The “Hungarian Passion” during the concert ran deepest in the Duo for Violin and Cello, Op. 7, by Kodály (1882–1967), delivered with brooding intensity by Athayde and Yang, who sparred all through this fascinating musical dialogue. Taking turns in moving the dark narrative forward, they offered snarky comments on each other’s stories, or intensified the general mood of lamentation and mourning that permeates the piece.

Gold Coast exuded complete conviction and unadulterated musical pleasure in their performance of the quintet. Everything that happened on stage made perfect sense.

Even though it is “only” a duo, Kodály’s 1914 composition is a big, expansive piece of enormous emotional dimensions. The composer paints a very bleak overall picture; there is some levity in the dance melodies in the Presto of the third movement, but that quickly turns wry and sarcastic.

Guirao and Freund-Striplen opened the concert with a lighthearted, sometimes comical rendition of seven of the Duos for Violin and Viola by Bartók (1881–1945). The composer wrote 44 of them in 1933 alone, giving them descriptive or evocative titles like “Pizzicato,” ”Burlesque,” “Mosquito Dance,” and “A Fairy Tale.” Intended primarily for educational use, these little miniatures actually work remarkably well as an appetizer, as Guirao and Freund-Striplen artfully demonstrated.

In between the Bartók and Kodály duos, Moscow-born pianist Reznik gave a blistering rendition of the Hungarian Rhapsody No. 12, in C-sharp Minor, by Liszt (1811–1886).
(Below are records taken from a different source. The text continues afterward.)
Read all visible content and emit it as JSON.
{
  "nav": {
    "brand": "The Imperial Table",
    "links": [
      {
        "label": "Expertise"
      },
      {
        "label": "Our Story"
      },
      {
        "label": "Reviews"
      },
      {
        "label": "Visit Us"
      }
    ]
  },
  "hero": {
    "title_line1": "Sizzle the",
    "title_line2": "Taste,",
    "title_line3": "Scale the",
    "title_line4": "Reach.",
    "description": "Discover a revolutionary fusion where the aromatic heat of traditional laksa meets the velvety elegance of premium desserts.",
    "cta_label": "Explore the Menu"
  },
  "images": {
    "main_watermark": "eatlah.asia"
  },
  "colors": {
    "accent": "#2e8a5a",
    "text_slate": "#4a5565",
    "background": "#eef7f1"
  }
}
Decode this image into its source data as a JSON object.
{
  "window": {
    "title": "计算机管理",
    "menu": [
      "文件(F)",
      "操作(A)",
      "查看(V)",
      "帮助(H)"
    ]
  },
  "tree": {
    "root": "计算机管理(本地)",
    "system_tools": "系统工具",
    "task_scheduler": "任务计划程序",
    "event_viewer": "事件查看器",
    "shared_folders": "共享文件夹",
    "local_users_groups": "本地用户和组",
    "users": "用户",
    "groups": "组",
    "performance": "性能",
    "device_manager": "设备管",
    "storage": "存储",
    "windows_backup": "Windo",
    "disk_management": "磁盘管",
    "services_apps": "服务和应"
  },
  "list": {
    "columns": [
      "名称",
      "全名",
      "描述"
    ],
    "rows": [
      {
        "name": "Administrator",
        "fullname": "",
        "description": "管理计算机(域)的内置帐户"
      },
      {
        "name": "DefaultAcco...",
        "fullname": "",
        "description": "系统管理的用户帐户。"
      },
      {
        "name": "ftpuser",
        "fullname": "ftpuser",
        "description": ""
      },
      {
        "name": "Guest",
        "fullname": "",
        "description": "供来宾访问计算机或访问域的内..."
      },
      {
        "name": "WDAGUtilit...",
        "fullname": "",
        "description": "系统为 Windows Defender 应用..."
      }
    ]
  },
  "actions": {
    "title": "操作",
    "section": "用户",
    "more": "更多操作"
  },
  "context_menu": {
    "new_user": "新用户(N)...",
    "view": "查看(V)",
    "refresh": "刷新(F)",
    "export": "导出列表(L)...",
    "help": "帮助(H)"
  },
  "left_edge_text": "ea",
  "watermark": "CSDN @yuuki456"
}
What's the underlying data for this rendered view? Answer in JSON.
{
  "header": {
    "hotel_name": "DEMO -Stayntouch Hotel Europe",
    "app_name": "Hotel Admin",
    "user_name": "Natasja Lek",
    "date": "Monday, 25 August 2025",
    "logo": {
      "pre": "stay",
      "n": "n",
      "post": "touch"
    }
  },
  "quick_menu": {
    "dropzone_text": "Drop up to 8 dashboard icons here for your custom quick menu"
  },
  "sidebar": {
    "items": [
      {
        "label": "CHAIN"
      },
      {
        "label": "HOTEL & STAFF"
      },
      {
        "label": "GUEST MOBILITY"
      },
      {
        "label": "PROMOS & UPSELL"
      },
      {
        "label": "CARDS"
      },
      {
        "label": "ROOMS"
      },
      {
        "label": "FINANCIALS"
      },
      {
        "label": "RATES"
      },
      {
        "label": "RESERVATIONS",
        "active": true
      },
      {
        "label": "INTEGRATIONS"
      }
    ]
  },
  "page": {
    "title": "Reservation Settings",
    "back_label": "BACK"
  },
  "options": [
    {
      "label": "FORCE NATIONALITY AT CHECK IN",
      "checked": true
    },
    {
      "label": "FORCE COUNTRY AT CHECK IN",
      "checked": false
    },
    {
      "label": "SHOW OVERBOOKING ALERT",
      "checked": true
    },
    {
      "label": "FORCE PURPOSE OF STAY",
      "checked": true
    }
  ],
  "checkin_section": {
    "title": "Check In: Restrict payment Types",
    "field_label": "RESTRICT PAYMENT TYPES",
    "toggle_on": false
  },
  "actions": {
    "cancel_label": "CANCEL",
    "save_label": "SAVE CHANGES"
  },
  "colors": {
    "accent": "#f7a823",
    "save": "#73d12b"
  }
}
As with many of his piano works, Liszt created this 12th Hungarian Rhapsody (he wrote 19 of them) as a vehicle to show off his own virtuosity. The piece is full of sparkling keyboard acrobatics, pregnant pauses, dramatic twists and turns, and a characteristic structural alternation of slow and fast movements. The piece moves between brash and “in your face” to modest, almost apologetic, and Reznik’s interpretation captured every nuance.

Moscow-born pianist Reznik gave a blistering rendition of the Hungarian Rhapsody No. 12, in C-sharp Minor, by Liszt.

After intermission, the five musicians combined forces for the Quintet in C Minor by Von Dohnányi (1877–1960). This is the composer’s Op. 1, written in 1895 when he was only 18 years old, but it is an unbelievably mature piece that is firmly rooted in a Brahmsian tradition; history informs us that Johannes Brahms himself approved of it.

The remarkable thing about this quintet is that everything makes perfect sense: the structure, the way the musical themes develop, the constant forward motion, the slowly increasing density of the third movement, and the boisterous exuberance of the Finale, which includes a genuine, solid fugue that almost immediately turns into a waltzy pastiche of itself. Yet nothing seems out of place or context.

Entirely in line with Von Dohnányi’s piece, the members of the Gold Coast Chamber Players exuded complete conviction and unadulterated musical pleasure in their performance of the quintet. Everything that happened on stage made perfect sense, as it did throughout the concert.

This must be a wonderful piece to play. It was definitely a wonderful listening experience.